The telemetry is exposed through the **InboundRemoteRpcCall** action type within the **DeviceEvents** table in Advanced Hunting.

Security teams can use this data to investigate activities linked to credential dumping, lateral movement, and reconnaissance operations.

Microsoft also demonstrated how analysts can hunt for:

- **Remote registry save events associated with credential theft**.
- **Remote service creation linked to lateral movement**.
- **Session enumeration activity commonly used by SharpHound and similar reconnaissance tools**.

## Why This Matters?

RPC has long been one of the most important yet least visible attack surfaces in Windows environments. Attackers have repeatedly leveraged RPC-based techniques because defenders often lacked detailed insight into the specific operations being executed.
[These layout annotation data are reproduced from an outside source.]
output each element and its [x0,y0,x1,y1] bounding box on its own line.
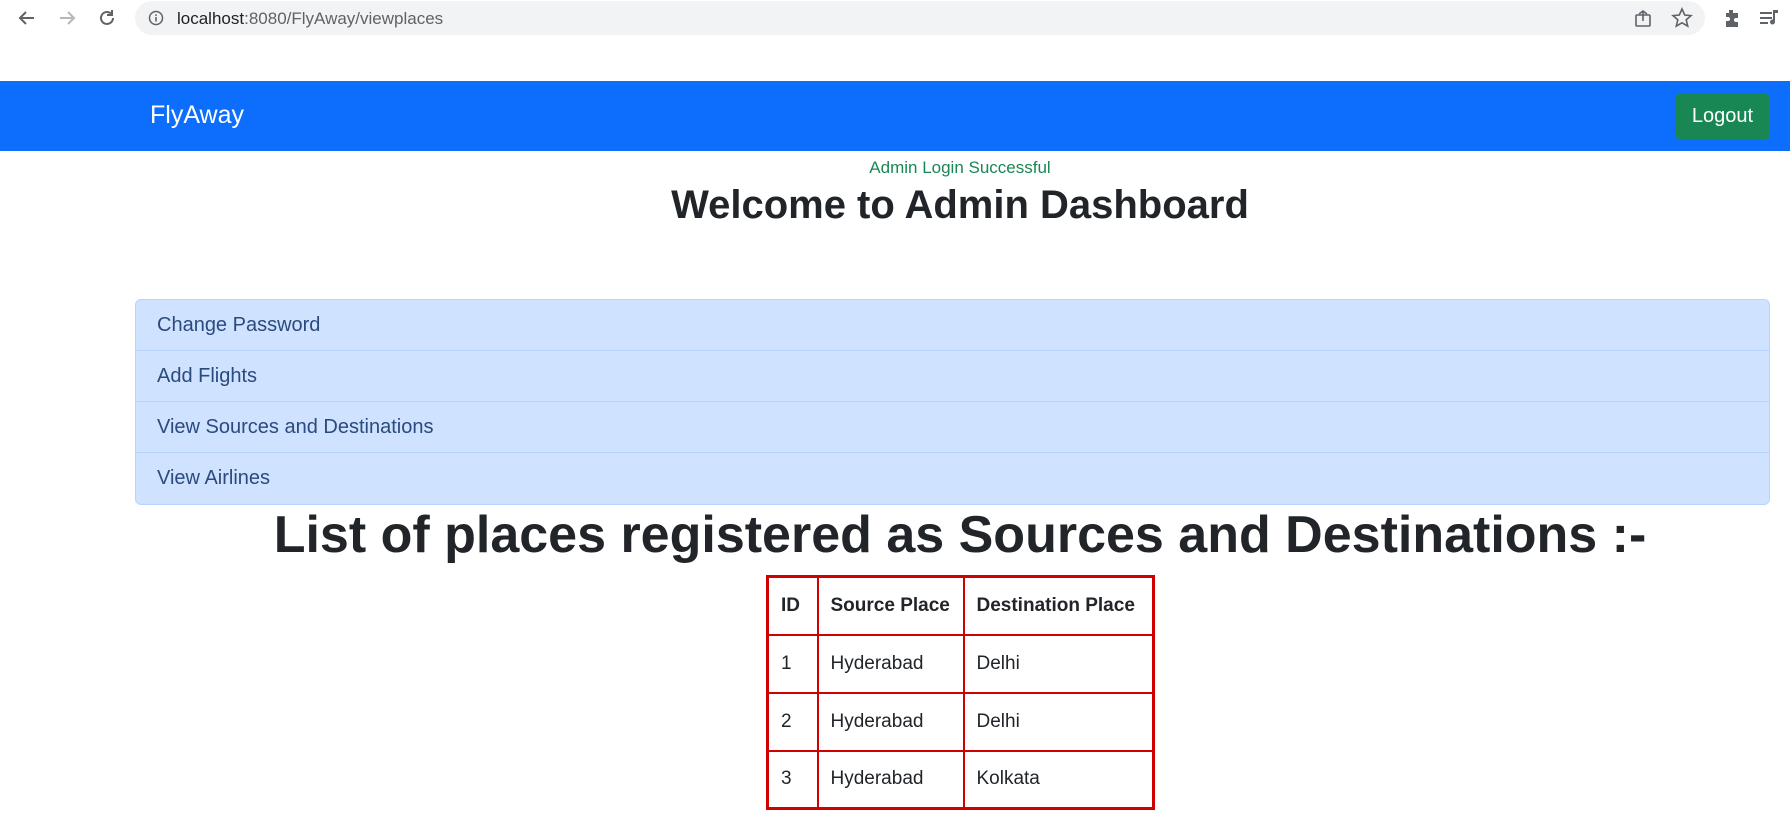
cell-destination: Delhi [962,633,1155,694]
reload-button[interactable] [94,5,120,31]
menu-item-view-airlines[interactable]: View Airlines [136,453,1769,504]
reload-icon [100,10,114,25]
places-list-title: List of places registered as Sources and… [273,506,1647,564]
menu-item-view-sources-destinations[interactable]: View Sources and Destinations [136,402,1769,453]
bookmark-star-icon[interactable] [1671,7,1693,29]
admin-menu: Change Password Add Flights View Sources… [135,299,1770,505]
arrow-left-icon [18,11,34,25]
table-row: 2 Hyderabad Delhi [766,691,1155,752]
url-host: localhost [177,9,245,28]
logout-button[interactable]: Logout [1675,93,1770,140]
url-text: localhost:8080/FlyAway/viewplaces [177,9,443,29]
cell-source: Hyderabad [816,691,965,752]
cell-source: Hyderabad [816,633,965,694]
column-header-destination: Destination Place [962,575,1155,636]
login-success-message: Admin Login Successful [869,158,1051,177]
address-bar[interactable]: localhost:8080/FlyAway/viewplaces [135,1,1705,35]
cell-destination: Delhi [962,691,1155,752]
table-header-row: ID Source Place Destination Place [766,575,1155,636]
menu-item-add-flights[interactable]: Add Flights [136,351,1769,402]
menu-item-change-password[interactable]: Change Password [136,300,1769,351]
cell-id: 1 [766,633,819,694]
column-header-id: ID [766,575,819,636]
places-table: ID Source Place Destination Place 1 Hyde… [766,575,1155,810]
arrow-right-icon [60,11,76,25]
media-control-icon[interactable] [1757,6,1781,30]
site-info-icon[interactable] [147,9,165,27]
extensions-icon[interactable] [1720,6,1744,30]
brand-link[interactable]: FlyAway [150,101,244,130]
forward-button[interactable] [54,5,80,31]
cell-source: Hyderabad [816,749,965,810]
table-row: 1 Hyderabad Delhi [766,633,1155,694]
page-title: Welcome to Admin Dashboard [671,183,1249,227]
table-row: 3 Hyderabad Kolkata [766,749,1155,810]
cell-destination: Kolkata [962,749,1155,810]
url-path: :8080/FlyAway/viewplaces [244,9,444,28]
cell-id: 3 [766,749,819,810]
browser-toolbar: localhost:8080/FlyAway/viewplaces [0,0,1790,36]
share-icon[interactable] [1633,9,1653,29]
column-header-source: Source Place [816,575,965,636]
back-button[interactable] [14,5,40,31]
cell-id: 2 [766,691,819,752]
navbar: FlyAway Logout [0,81,1790,151]
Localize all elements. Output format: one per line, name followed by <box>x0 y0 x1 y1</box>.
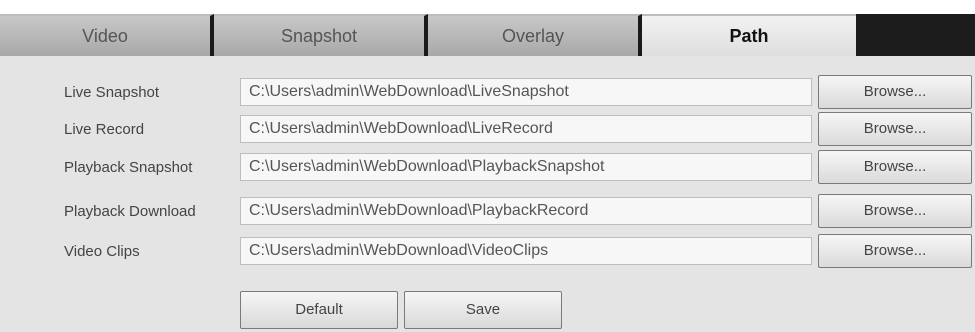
playback-snapshot-label: Playback Snapshot <box>64 159 193 176</box>
tab-snapshot[interactable]: Snapshot <box>214 14 428 56</box>
live-snapshot-path-field[interactable]: C:\Users\admin\WebDownload\LiveSnapshot <box>240 78 812 106</box>
tab-bar-filler <box>856 14 975 56</box>
path-row-playback-snapshot: Playback Snapshot C:\Users\admin\WebDown… <box>0 150 975 184</box>
tab-bar: Video Snapshot Overlay Path <box>0 14 975 56</box>
path-row-live-snapshot: Live Snapshot C:\Users\admin\WebDownload… <box>0 75 975 109</box>
live-snapshot-label: Live Snapshot <box>64 84 160 101</box>
live-record-label: Live Record <box>64 121 145 138</box>
playback-download-label: Playback Download <box>64 203 196 220</box>
path-row-playback-download: Playback Download C:\Users\admin\WebDown… <box>0 194 975 228</box>
video-clips-path-field[interactable]: C:\Users\admin\WebDownload\VideoClips <box>240 237 812 265</box>
playback-download-browse-button[interactable]: Browse... <box>818 194 972 228</box>
playback-snapshot-browse-button[interactable]: Browse... <box>818 150 972 184</box>
live-record-path-field[interactable]: C:\Users\admin\WebDownload\LiveRecord <box>240 115 812 143</box>
live-record-browse-button[interactable]: Browse... <box>818 112 972 146</box>
tab-path[interactable]: Path <box>642 14 856 56</box>
save-button[interactable]: Save <box>404 291 562 329</box>
default-button[interactable]: Default <box>240 291 398 329</box>
playback-download-path-field[interactable]: C:\Users\admin\WebDownload\PlaybackRecor… <box>240 197 812 225</box>
path-row-live-record: Live Record C:\Users\admin\WebDownload\L… <box>0 112 975 146</box>
live-snapshot-browse-button[interactable]: Browse... <box>818 75 972 109</box>
path-row-video-clips: Video Clips C:\Users\admin\WebDownload\V… <box>0 234 975 268</box>
playback-snapshot-path-field[interactable]: C:\Users\admin\WebDownload\PlaybackSnaps… <box>240 153 812 181</box>
video-clips-label: Video Clips <box>64 243 140 260</box>
tab-video[interactable]: Video <box>0 14 214 56</box>
video-clips-browse-button[interactable]: Browse... <box>818 234 972 268</box>
top-strip <box>0 0 975 14</box>
tab-overlay[interactable]: Overlay <box>428 14 642 56</box>
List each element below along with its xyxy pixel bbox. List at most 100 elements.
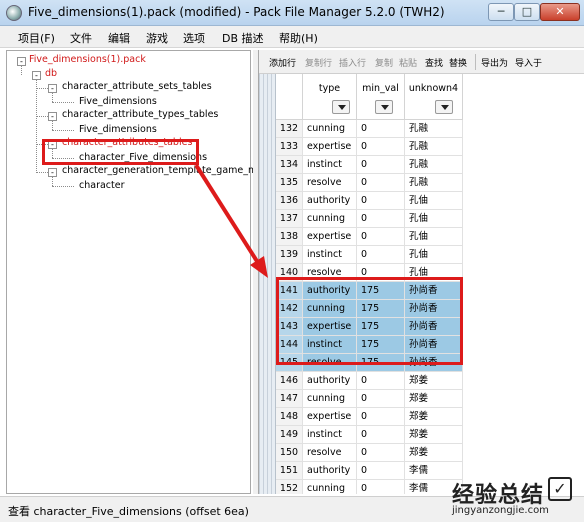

With OpNum level monitoring now built into **Microsoft Defender**, organizations gain significantly better visibility into suspicious remote activity. The update enables security teams to detect attacks earlier and investigate potentially compromised systems with greater precision.

Microsoft recommends that defenders review RPC activity within the Advanced Hunting portal and watch for additional updates as server-side deployment continues across customer environments.

## SQ Magazine Takeaway

I think this is one of Microsoft’s most practical Defender improvements in recent months. Attackers have relied on RPC for years because it sits at the center of many Windows management functions and has traditionally been difficult to monitor. Giving defenders visibility into the exact RPC operations being executed could make it much harder for threat actors to hide lateral movement and credential theft activities. For organizations heavily invested in Windows and Active Directory, this update adds a valuable new layer of detection without requiring additional infrastructure.